The Steamboat Springs students worked on several excavation units on the west side of the Haynie site, a significant ancestral Pueblo village located just near Cortez. The Haynie site contains two Chaco–period (A.D. 1050–1140) great houses as well as evidence of substantial earlier occupations. The site is part of the larger Lakeview group, which includes the two great houses at the Haynie Site and two others nearby on private land. This makes the Lakeview group one of the densest concentrations of ancient Pueblo great houses in Colorado.

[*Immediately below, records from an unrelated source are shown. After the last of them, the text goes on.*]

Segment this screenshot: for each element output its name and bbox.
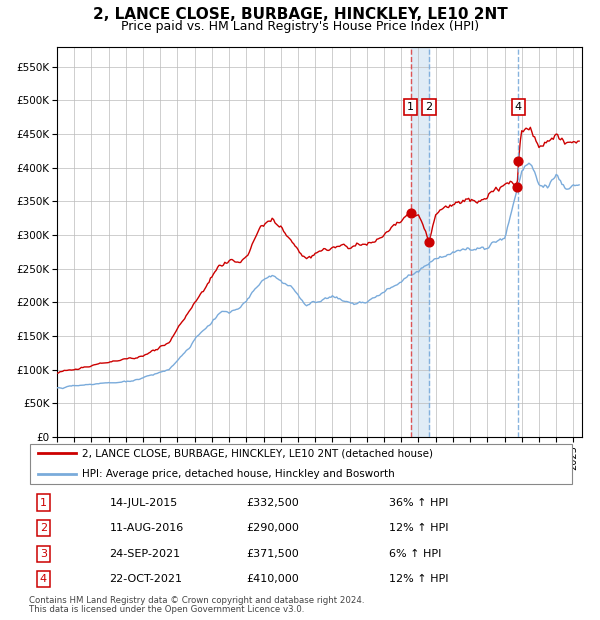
Text: 24-SEP-2021: 24-SEP-2021 — [109, 549, 181, 559]
Text: 36% ↑ HPI: 36% ↑ HPI — [389, 498, 449, 508]
Text: 2, LANCE CLOSE, BURBAGE, HINCKLEY, LE10 2NT (detached house): 2, LANCE CLOSE, BURBAGE, HINCKLEY, LE10 … — [82, 448, 433, 458]
Text: 12% ↑ HPI: 12% ↑ HPI — [389, 523, 449, 533]
Text: £290,000: £290,000 — [247, 523, 299, 533]
Text: 4: 4 — [515, 102, 522, 112]
Text: 22-OCT-2021: 22-OCT-2021 — [109, 574, 182, 584]
Text: £371,500: £371,500 — [247, 549, 299, 559]
Point — [424, 237, 434, 247]
Text: 1: 1 — [40, 498, 47, 508]
Point — [406, 208, 415, 218]
Text: 2: 2 — [425, 102, 433, 112]
Text: £410,000: £410,000 — [247, 574, 299, 584]
Text: 1: 1 — [407, 102, 414, 112]
Point — [512, 182, 522, 192]
Text: 2: 2 — [40, 523, 47, 533]
Text: 4: 4 — [40, 574, 47, 584]
Text: Price paid vs. HM Land Registry's House Price Index (HPI): Price paid vs. HM Land Registry's House … — [121, 20, 479, 33]
Text: 14-JUL-2015: 14-JUL-2015 — [109, 498, 178, 508]
Text: 11-AUG-2016: 11-AUG-2016 — [109, 523, 184, 533]
Text: This data is licensed under the Open Government Licence v3.0.: This data is licensed under the Open Gov… — [29, 605, 304, 614]
Text: 3: 3 — [40, 549, 47, 559]
FancyBboxPatch shape — [30, 444, 572, 484]
Point — [514, 156, 523, 166]
Text: 6% ↑ HPI: 6% ↑ HPI — [389, 549, 442, 559]
Bar — [410, 46, 429, 437]
Text: 2, LANCE CLOSE, BURBAGE, HINCKLEY, LE10 2NT: 2, LANCE CLOSE, BURBAGE, HINCKLEY, LE10 … — [92, 7, 508, 22]
Text: Contains HM Land Registry data © Crown copyright and database right 2024.: Contains HM Land Registry data © Crown c… — [29, 596, 364, 606]
Text: £332,500: £332,500 — [247, 498, 299, 508]
Text: HPI: Average price, detached house, Hinckley and Bosworth: HPI: Average price, detached house, Hinc… — [82, 469, 395, 479]
Text: 12% ↑ HPI: 12% ↑ HPI — [389, 574, 449, 584]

The Northern Chaco Outliers Project—which is supported through a grant from the History Colorado State Historical Fund—is designed to help provide insights into changing human-environment relationships though time, social stratification and equality/inequality, the roles of public architecture and community centers, and identity formation. The research at the Haynie site will, in turn, tie into data Crow Canyon has collected over the past four decades—helping to give a clearer picture of the incredible ancient culture that thrived in the Four Corners region some 800 years ago.

The Northern Chaco Outliers Project also provides a unique, hands-on opportunity for young learners from schools participating in Crow Canyon's week-long school program to not only learn about the ancient past, but actually play an important part in advancing the archaeological research.

"This is what it's all about for me," says Crow Canyon Field Archaeologist Steve Copeland. "Teaching kids about the past in a way that makes it real and exciting for them is one of the highlights of my job. Having these school kids out here, not just finding artifacts but gaining an understanding of what those artifacts might mean and how they relate to the greater story of this site and the people who lived here—I love it!"

For teachers like Nicole, the feedback from their students about their experience at Crow Canyon and the Haynie site has been immediate and incredible.

"I had one student who was down excavating in the dirt just turn around and tell me, 'Thank you for bringing us here! This is awesome!'" says Nicole. "There were so many great experiences in our week (at Crow Canyon) it's hard to narrow them down. It's just been incredible."

"It's been a real experiential learning experience, just the kind of learning you would want for kids."